Чардаш смерти - Татьяна Олеговна Беспалова
– Потешаешься, Ярый Мадьяр? Гы-ы-ы! Действительно забавно. Лично я считаю, что образованные люди ничем не лучше малограмотных, а может и похуже. Я полгода кочую по эту сторону Дона. Через мои старания многие оказались на виселице. Но всё же пока на моих руках меньше крови, чем у этого вот профессора.

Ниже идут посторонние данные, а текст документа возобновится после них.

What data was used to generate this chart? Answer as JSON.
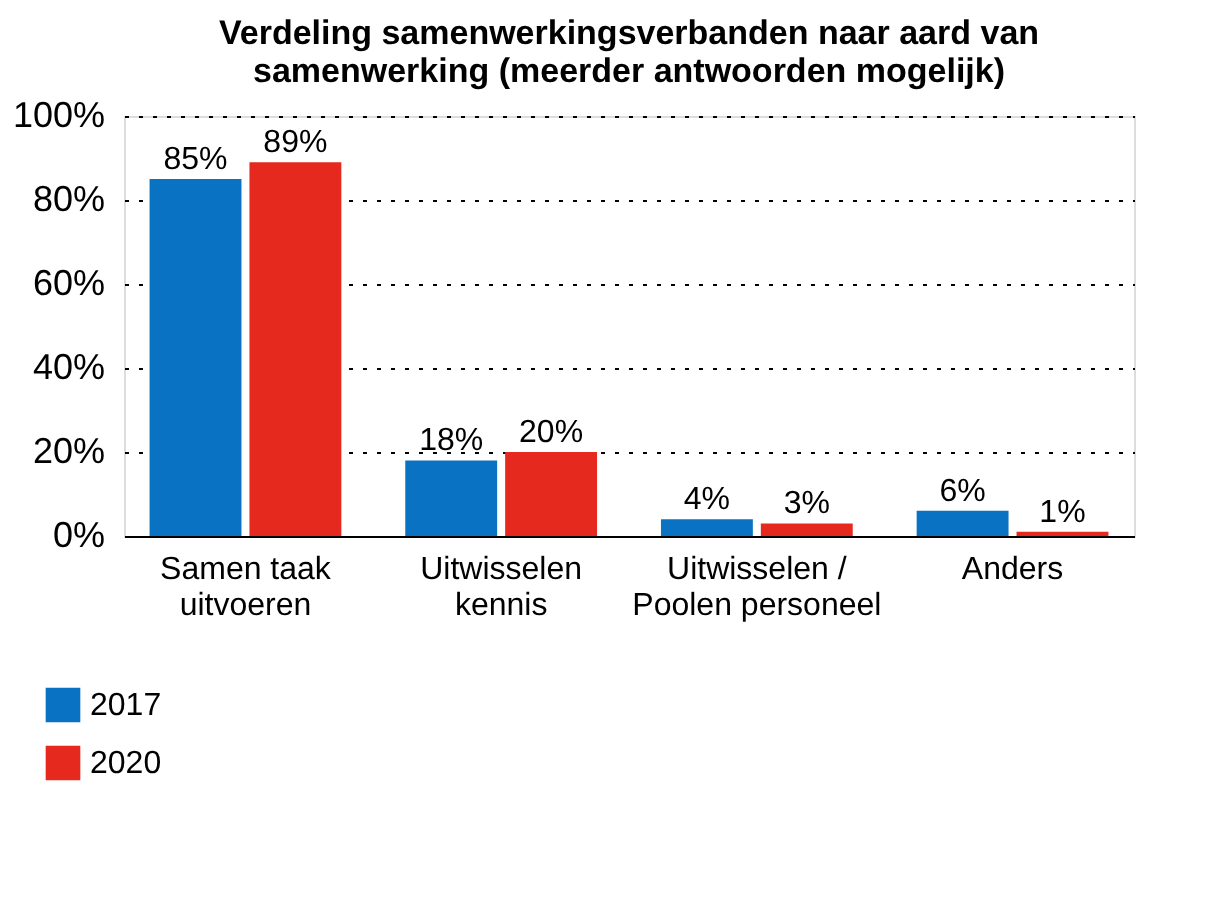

– «Мы рождены, чтоб сказку сделать болью!» – пропел Дани, и девчонка, только вернувшаяся с мороза, замерла, вытаращив на него глаза. – Да-да! Собираясь в Россию, я просматривал ваши фильмы, слушал грампластинки. И вот что я вам скажу, дремучий вы мой профессор: ваши идеологи при создании утопии не принимали во внимание многие реалии человеческой жизни. В частности, и то, что зажиточный папаша нашего Матюхи нипочём не захочет расставаться за бесценок с излишками зерна в пользу бедных. Думаю, из всех героев вашей уездной драмы самый приличный человек – князь Волконский, бескорыстно дававший вам начатки образования. Именно это его и погубило. Даже ваши православные попы были не лишены разного рода соблазнов: деньги, власть, слава, карьера, вещи. Поместье вашего князя – вот самое близкое к первоисточнику воплощение коммунистической утопии. Коммунизм возможен в семье или более-менее однородной группе родственных друг другу людей с примитивным бытом. Почему бы людям не заботиться друг о друге? Почему бы не жить в мире и дружбе? Почему не распределять трудовые усилия и жизненные блага по справедливости?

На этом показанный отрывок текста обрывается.